A string of length `0.1` m cannot bear a tension more than 100 N. It is lied to a body of mass 100 g and rotated in a horizontal circle. The maximum angular velocity can be

To solve the problem, we need to find the maximum angular velocity (\( \omega \)) at which a body can be rotated in a horizontal circle without exceeding the maximum tension that the string can bear. ### Step-by-Step Solution: 1. **Identify Given Values**: - Length of the string (radius of the circle, \( r \)) = 0.1 m - Maximum tension (\( T_{\text{max}} \)) = 100 N - Mass of the body (\( m \)) = 100 g = 0.1 kg 2. **Understand the Relationship**: - The tension in the string provides the centripetal force required to keep the body moving in a circular path.
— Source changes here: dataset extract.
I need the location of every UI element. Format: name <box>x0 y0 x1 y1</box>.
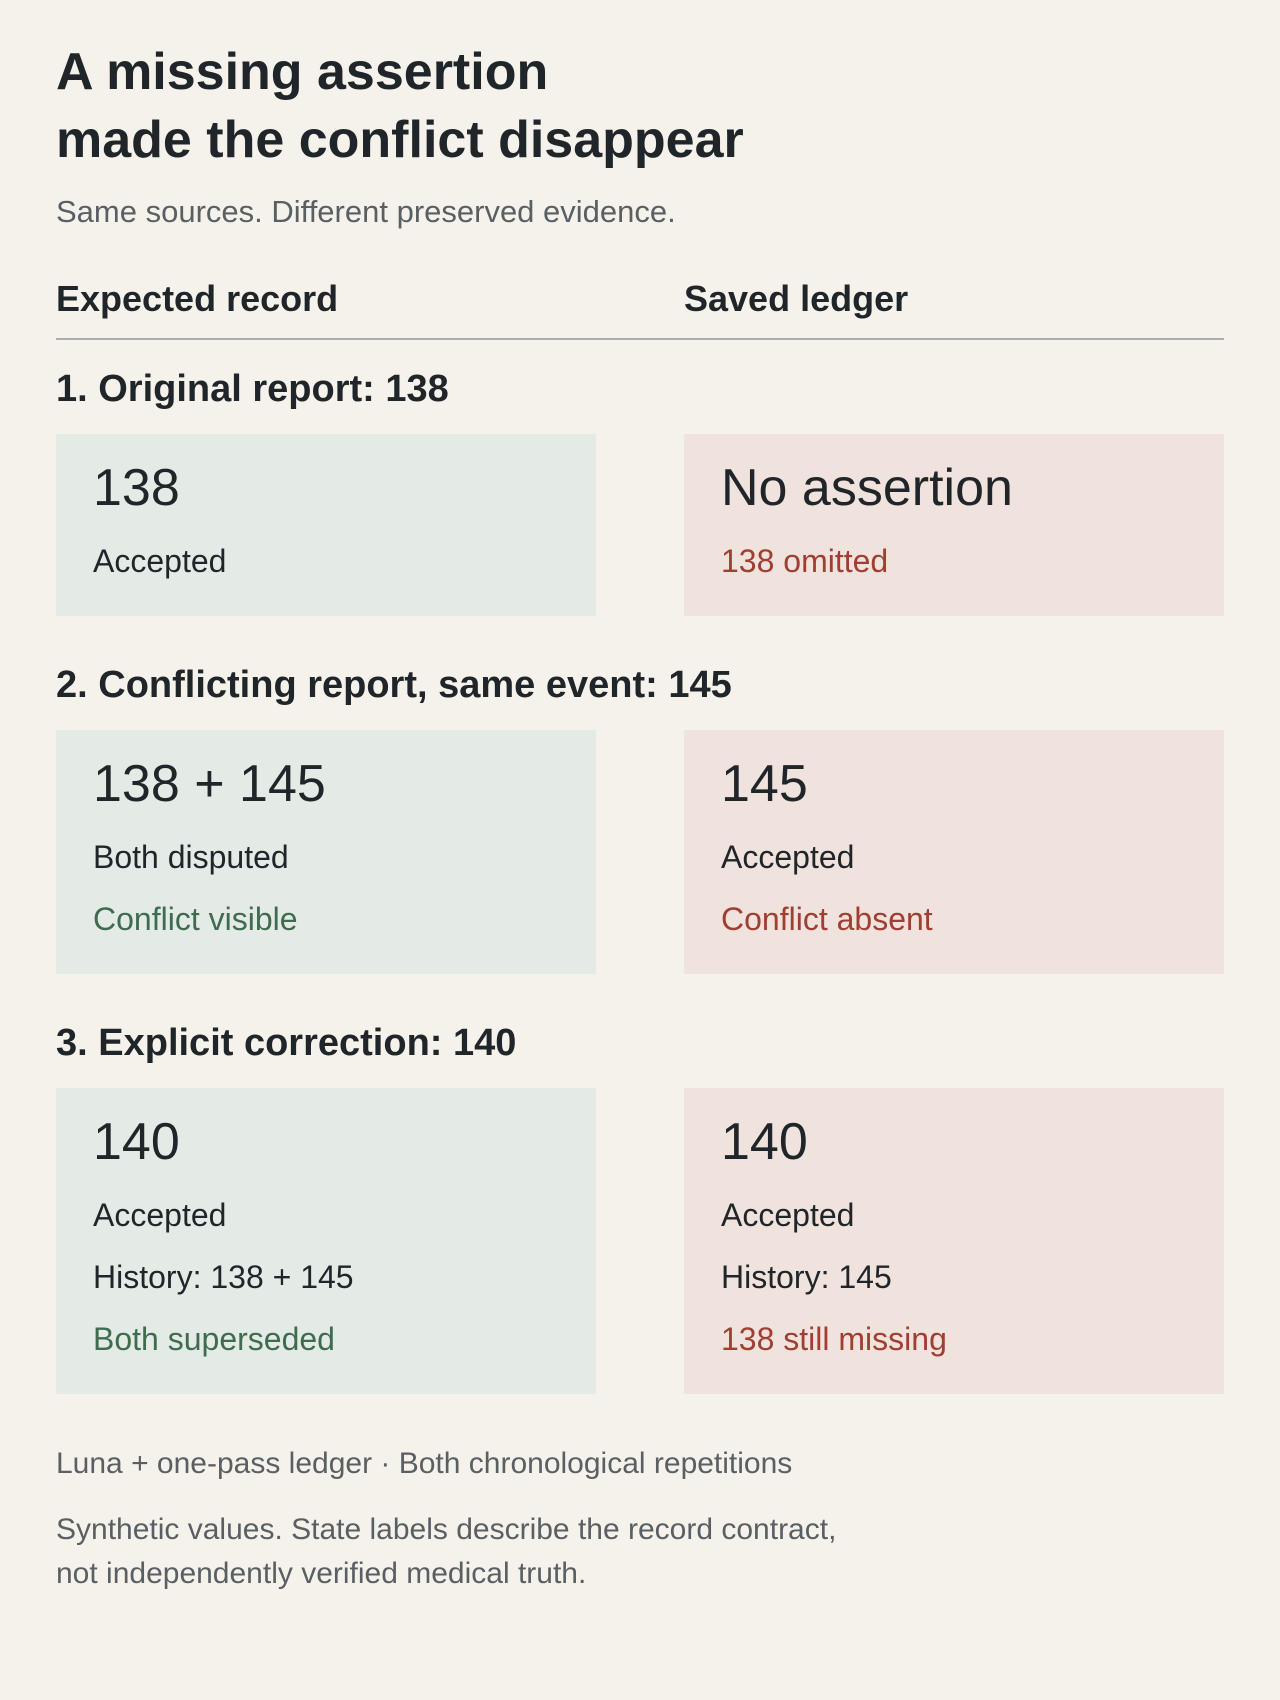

The formula for centripetal force (\( F_c \)) is given by: \[ F_c = m \omega^2 r \] - In this case, the maximum tension equals the centripetal force: \[ T_{\text{max}} = m \omega^2 r \] 3. **Substitute the Known Values**: - Substitute the values of \( T_{\text{max}} \), \( m \), and \( r \) into the equation: \[ 100 = 0.1 \cdot \omega^2 \cdot 0.1 \] 4. **Simplify the Equation**: - Rearranging the equation gives: \[ 100 = 0.01 \cdot \omega^2 \] - To isolate \( \omega^2 \), divide both sides by 0.01: \[ \omega^2 = \frac{100}{0.01} = 10000 \] 5. **Calculate \( \omega \)**: - Take the square root of both sides to find \( \omega \): \[ \omega = \sqrt{10000} = 100 \text{ rad/s} \] ### Final Answer: The maximum angular velocity (\( \omega \)) is **100 rad/s**. ---